Any of the Yagi or Turnstile FM antennas shown on the cite I referenced will
work. They probably have 75-ohm F connectors. If not, there are 50-ohm to
75-ohm (or 300-ohm to 75-ohm) adapters readily available. The radio's manual
has complete instructions, including pictures.

Whether you need an omnidirectional or unidirectional antenna depends on the
station(s) you wish to receive. Unless you are in an area of fringe
reception, the omnidirectional turnstile is likely to be adequate.

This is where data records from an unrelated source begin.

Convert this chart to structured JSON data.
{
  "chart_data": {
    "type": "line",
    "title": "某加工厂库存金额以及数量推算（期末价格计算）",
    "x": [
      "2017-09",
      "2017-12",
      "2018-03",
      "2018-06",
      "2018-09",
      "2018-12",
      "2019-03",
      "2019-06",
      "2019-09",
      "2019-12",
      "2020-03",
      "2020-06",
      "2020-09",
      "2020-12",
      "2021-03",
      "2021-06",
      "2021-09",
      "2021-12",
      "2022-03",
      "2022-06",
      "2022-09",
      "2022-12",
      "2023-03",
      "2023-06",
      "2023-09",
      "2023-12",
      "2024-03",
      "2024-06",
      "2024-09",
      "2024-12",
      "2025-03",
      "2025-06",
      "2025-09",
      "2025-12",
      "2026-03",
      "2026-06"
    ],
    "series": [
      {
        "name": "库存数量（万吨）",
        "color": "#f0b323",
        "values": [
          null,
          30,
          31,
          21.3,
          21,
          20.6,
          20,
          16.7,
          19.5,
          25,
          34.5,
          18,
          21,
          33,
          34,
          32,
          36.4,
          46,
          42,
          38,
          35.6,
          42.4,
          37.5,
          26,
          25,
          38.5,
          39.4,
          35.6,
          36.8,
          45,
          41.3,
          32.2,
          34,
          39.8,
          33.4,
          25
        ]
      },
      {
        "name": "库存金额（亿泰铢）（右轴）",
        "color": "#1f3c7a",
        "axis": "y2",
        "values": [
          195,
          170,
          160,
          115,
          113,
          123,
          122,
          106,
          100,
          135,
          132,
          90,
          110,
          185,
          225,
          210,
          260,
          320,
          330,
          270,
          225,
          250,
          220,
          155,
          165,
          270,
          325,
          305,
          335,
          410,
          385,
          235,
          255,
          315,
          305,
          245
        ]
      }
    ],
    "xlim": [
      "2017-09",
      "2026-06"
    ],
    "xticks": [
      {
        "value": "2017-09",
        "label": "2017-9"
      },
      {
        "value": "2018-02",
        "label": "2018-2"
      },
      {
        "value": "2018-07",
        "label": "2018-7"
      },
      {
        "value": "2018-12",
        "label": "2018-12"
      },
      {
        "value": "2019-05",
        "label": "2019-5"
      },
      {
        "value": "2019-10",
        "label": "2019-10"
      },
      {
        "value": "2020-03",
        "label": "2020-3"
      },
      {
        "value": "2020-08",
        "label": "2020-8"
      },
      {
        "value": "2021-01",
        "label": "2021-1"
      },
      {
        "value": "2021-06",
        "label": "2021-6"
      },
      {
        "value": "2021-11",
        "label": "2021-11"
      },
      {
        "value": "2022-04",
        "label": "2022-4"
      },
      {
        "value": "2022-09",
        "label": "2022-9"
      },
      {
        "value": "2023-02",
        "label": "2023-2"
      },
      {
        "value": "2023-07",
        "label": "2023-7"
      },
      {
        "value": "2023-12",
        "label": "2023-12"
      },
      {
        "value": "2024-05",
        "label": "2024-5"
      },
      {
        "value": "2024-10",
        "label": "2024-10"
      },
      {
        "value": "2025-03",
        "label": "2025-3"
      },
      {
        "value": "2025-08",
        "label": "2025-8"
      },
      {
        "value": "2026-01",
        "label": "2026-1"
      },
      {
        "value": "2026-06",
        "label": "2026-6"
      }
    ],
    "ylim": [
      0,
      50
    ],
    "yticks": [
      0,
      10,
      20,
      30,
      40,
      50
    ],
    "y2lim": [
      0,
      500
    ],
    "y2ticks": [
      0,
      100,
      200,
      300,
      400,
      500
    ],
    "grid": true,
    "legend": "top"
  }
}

I wonder whether digital radio will make any significant penetration. The
receivers are expensive, few stations broadcast digital signals and since
most of the standard AM band has been taken over by wing-nut talk while much
of the lower end of the FM band has been taken over by religious
broadcasters, it would appear that there is a lack of content to fill the
additional channels that digital radio makes available. With XM, Sirius,
cell phones and iPods to compete with, they have a lot of work ahead of
them.

Like with HDTV they can either improve fidelity or squeeze more channels
into the same bandwidth. Cable TV has by and large chosen the latter route
and I suspect the radio conglomerates will do the same. I think this will be
another case where "more is less".

Most public TV and public radio programming has become an endless begathon.
I don't see how adding more channels helps that.

For those who haven't heard about digital radio...

     http://www.ibiquity.com/hdradio/index.htm

It's been a year or so since I last visited the site and I see only a few
additional digital stations. At least now there are a couple of receiver
suppliers. Last time I looked there were none.

Don Wiss <donwiss@xxxxxxxxxxx> wrote:

>On Sun, 7 May 2006, Robert Green <ROBERT_GREEN1963@xxxxxxxxx> wrote:
>
>>Their website has a PDF manual
>>
>>http://www.bostonacoustics.com/manuals/RRHDMAN.pdf
>>
>>that shows (diagram on page 5) a small plastic loop antenna of the type
>>often supplied with stereo receivers connected to the two AM radio inputs.
>>I assume at the price they're charging, they include it.
>
>But I don't want a wire on the wall of my room. I want one outside.
>
>Don <www.donwiss.com> (e-mail link at home page bottom).